President Hassan Rohani, a relative moderate whose government is taking part in talks to revive the 2015 nuclear agreement, cannot seek reelection after having served two consecutive four-year terms.
With the poll just a month away, no immediate favorite has emerged among the many rumored candidates, but many view the hard-liners as ascendant.
Turnout could be hit by rising discontent over steep rises in consumer prices and high unemployment as the Iranian economy has been hit hard by the coronavirus pandemic and U.S. economic sanctions reimposed after Washington in 2018 pulled out of the nuclear accord, which lifted international sanctions on Iran in exchange for curbs on its nuclear program.
Iran responded to the U.S. moves by stepping up its violations of the accord by enriching uranium to a greater purity, stockpiling more than allowed, and introducing more advanced centrifuges.
Several rounds of talks with world powers in Vienna on reviving the nuclear accord have yet to make major progress.
Iranian hard-liners took control of parliament last year in polls that saw 42.5 percent turnout, the lowest turnout since the 1979 revolution that brought a clerical regime to power.

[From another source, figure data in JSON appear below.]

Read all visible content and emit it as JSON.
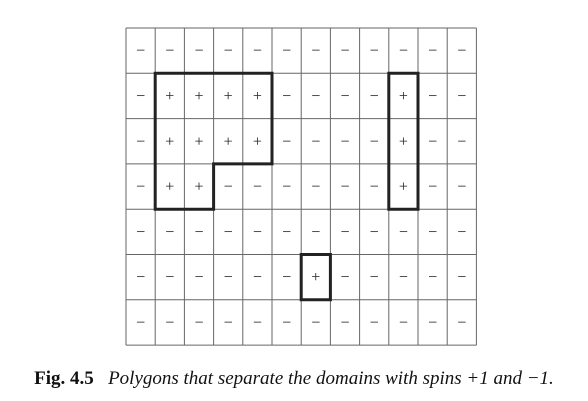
{
  "grid": {
    "rows": [
      [
        "−",
        "−",
        "−",
        "−",
        "−",
        "−",
        "−",
        "−",
        "−",
        "−",
        "−",
        "−"
      ],
      [
        "−",
        "+",
        "+",
        "+",
        "+",
        "−",
        "−",
        "−",
        "−",
        "+",
        "−",
        "−"
      ],
      [
        "−",
        "+",
        "+",
        "+",
        "+",
        "−",
        "−",
        "−",
        "−",
        "+",
        "−",
        "−"
      ],
      [
        "−",
        "+",
        "+",
        "−",
        "−",
        "−",
        "−",
        "−",
        "−",
        "+",
        "−",
        "−"
      ],
      [
        "−",
        "−",
        "−",
        "−",
        "−",
        "−",
        "−",
        "−",
        "−",
        "−",
        "−",
        "−"
      ],
      [
        "−",
        "−",
        "−",
        "−",
        "−",
        "−",
        "+",
        "−",
        "−",
        "−",
        "−",
        "−"
      ],
      [
        "−",
        "−",
        "−",
        "−",
        "−",
        "−",
        "−",
        "−",
        "−",
        "−",
        "−",
        "−"
      ]
    ],
    "colors": {
      "line": "#666666",
      "polygon": "#222222",
      "text": "#222222"
    }
  },
  "caption": {
    "label": "Fig. 4.5",
    "text": "Polygons that separate the domains with spins +1 and −1."
  }
}
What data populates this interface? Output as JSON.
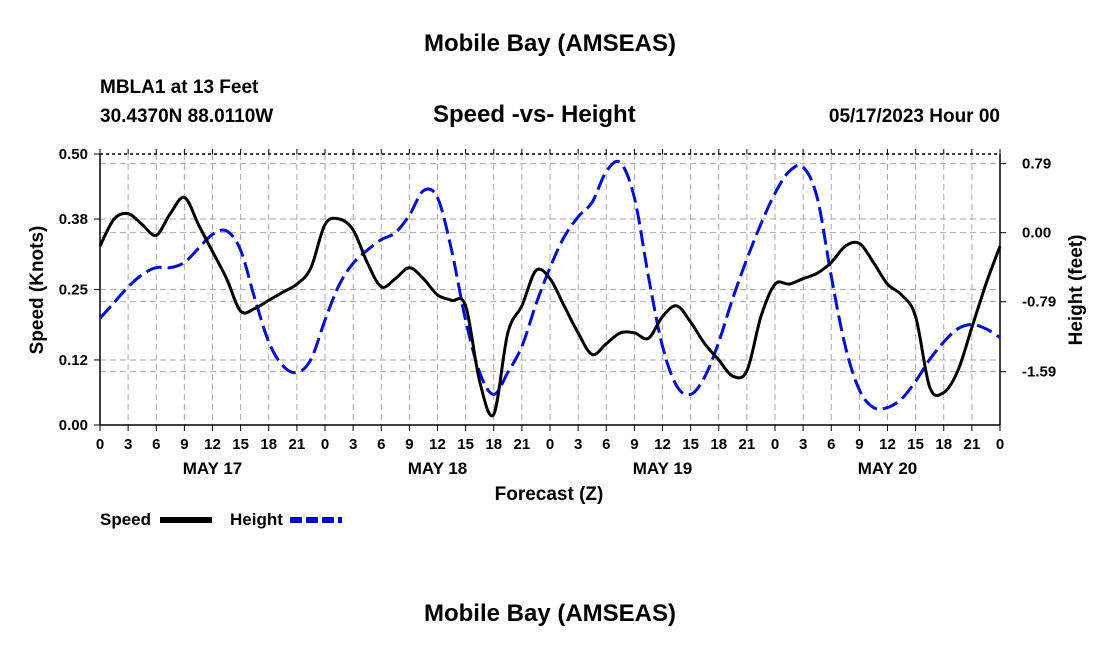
{
  "header": {
    "title": "Mobile Bay (AMSEAS)",
    "station": "MBLA1 at 13 Feet",
    "coords": "30.4370N  88.0110W",
    "subtitle": "Speed -vs- Height",
    "datetime": "05/17/2023 Hour 00",
    "footer_title": "Mobile Bay (AMSEAS)"
  },
  "legend": {
    "speed_label": "Speed",
    "height_label": "Height"
  },
  "colors": {
    "speed": "#000000",
    "height": "#0010cc",
    "grid": "#aaaaaa"
  },
  "chart_data": {
    "type": "line",
    "title": "Speed -vs- Height",
    "xlabel": "Forecast (Z)",
    "ylabel": "Speed (Knots)",
    "y2label": "Height (feet)",
    "x_unit": "hours since 05/17/2023 00Z",
    "xlim": [
      0,
      96
    ],
    "ylim": [
      0,
      0.5
    ],
    "y2lim": [
      -2.2,
      0.9
    ],
    "x_tick_labels": [
      "0",
      "3",
      "6",
      "9",
      "12",
      "15",
      "18",
      "21",
      "0",
      "3",
      "6",
      "9",
      "12",
      "15",
      "18",
      "21",
      "0",
      "3",
      "6",
      "9",
      "12",
      "15",
      "18",
      "21",
      "0",
      "3",
      "6",
      "9",
      "12",
      "15",
      "18",
      "21",
      "0"
    ],
    "y_ticks": [
      0.0,
      0.12,
      0.25,
      0.38,
      0.5
    ],
    "y_tick_labels": [
      "0.00",
      "0.12",
      "0.25",
      "0.38",
      "0.50"
    ],
    "y2_ticks": [
      0.79,
      0.0,
      -0.79,
      -1.59
    ],
    "y2_tick_labels": [
      "0.79",
      "0.00",
      "-0.79",
      "-1.59"
    ],
    "day_labels": [
      {
        "label": "MAY 17",
        "hour": 12
      },
      {
        "label": "MAY 18",
        "hour": 36
      },
      {
        "label": "MAY 19",
        "hour": 60
      },
      {
        "label": "MAY 20",
        "hour": 84
      }
    ],
    "series": [
      {
        "name": "Speed",
        "axis": "left",
        "style": "solid",
        "x": [
          0,
          1.5,
          3,
          4.5,
          6,
          7.5,
          9,
          10.5,
          12,
          13.5,
          15,
          16.5,
          18,
          19.5,
          21,
          22.5,
          24,
          25.5,
          27,
          28.5,
          30,
          31.5,
          33,
          34.5,
          36,
          37.5,
          39,
          40.5,
          42,
          43.5,
          45,
          46.5,
          48,
          49.5,
          51,
          52.5,
          54,
          55.5,
          57,
          58.5,
          60,
          61.5,
          63,
          64.5,
          66,
          67.5,
          69,
          70.5,
          72,
          73.5,
          75,
          76.5,
          78,
          79.5,
          81,
          82.5,
          84,
          85.5,
          87,
          88.5,
          90,
          91.5,
          93,
          94.5,
          96
        ],
        "values": [
          0.33,
          0.38,
          0.39,
          0.37,
          0.35,
          0.39,
          0.42,
          0.37,
          0.32,
          0.27,
          0.21,
          0.215,
          0.23,
          0.245,
          0.26,
          0.29,
          0.37,
          0.38,
          0.36,
          0.3,
          0.255,
          0.27,
          0.29,
          0.27,
          0.24,
          0.23,
          0.22,
          0.08,
          0.02,
          0.17,
          0.22,
          0.285,
          0.27,
          0.22,
          0.17,
          0.13,
          0.15,
          0.17,
          0.17,
          0.16,
          0.2,
          0.22,
          0.19,
          0.15,
          0.12,
          0.09,
          0.1,
          0.2,
          0.26,
          0.26,
          0.27,
          0.28,
          0.3,
          0.33,
          0.335,
          0.3,
          0.26,
          0.24,
          0.2,
          0.07,
          0.06,
          0.1,
          0.18,
          0.26,
          0.33
        ]
      },
      {
        "name": "Height",
        "axis": "right",
        "style": "dashed",
        "x": [
          0,
          1.5,
          3,
          4.5,
          6,
          7.5,
          9,
          10.5,
          12,
          13.5,
          15,
          16.5,
          18,
          19.5,
          21,
          22.5,
          24,
          25.5,
          27,
          28.5,
          30,
          31.5,
          33,
          34.5,
          36,
          37.5,
          39,
          40.5,
          42,
          43.5,
          45,
          46.5,
          48,
          49.5,
          51,
          52.5,
          54,
          55.5,
          57,
          58.5,
          60,
          61.5,
          63,
          64.5,
          66,
          67.5,
          69,
          70.5,
          72,
          73.5,
          75,
          76.5,
          78,
          79.5,
          81,
          82.5,
          84,
          85.5,
          87,
          88.5,
          90,
          91.5,
          93,
          94.5,
          96
        ],
        "values": [
          -0.98,
          -0.8,
          -0.62,
          -0.48,
          -0.4,
          -0.4,
          -0.34,
          -0.18,
          -0.02,
          0.02,
          -0.2,
          -0.75,
          -1.25,
          -1.52,
          -1.6,
          -1.45,
          -1.0,
          -0.6,
          -0.35,
          -0.2,
          -0.08,
          0.0,
          0.2,
          0.48,
          0.4,
          -0.2,
          -1.0,
          -1.6,
          -1.85,
          -1.6,
          -1.3,
          -0.82,
          -0.4,
          -0.05,
          0.18,
          0.35,
          0.7,
          0.8,
          0.4,
          -0.5,
          -1.3,
          -1.75,
          -1.85,
          -1.65,
          -1.25,
          -0.75,
          -0.3,
          0.1,
          0.45,
          0.7,
          0.75,
          0.4,
          -0.5,
          -1.3,
          -1.8,
          -2.0,
          -2.0,
          -1.9,
          -1.7,
          -1.45,
          -1.25,
          -1.1,
          -1.05,
          -1.1,
          -1.2
        ]
      }
    ]
  }
}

Ahmadinejad’s political style, which included threats against Israel, denial of the Holocaust, and claims that Iran had no homosexuals, contributed to marginalize Iran on the international stage.
At home, he drew support from the countryside for his populist cash handouts and home-building programs, but even some of his conservative allies had abandoned him toward the end of his time at the presidency.
After leaving office in 2013, Ahmadinejad sought to reinvigorate his political fortunes in public and on social media.
In 2017, Ahmadinejad accused the hard-line judiciary of "dictatorship" and said that it is more powerful than the supreme leader, who has final say on all state matters in Iran.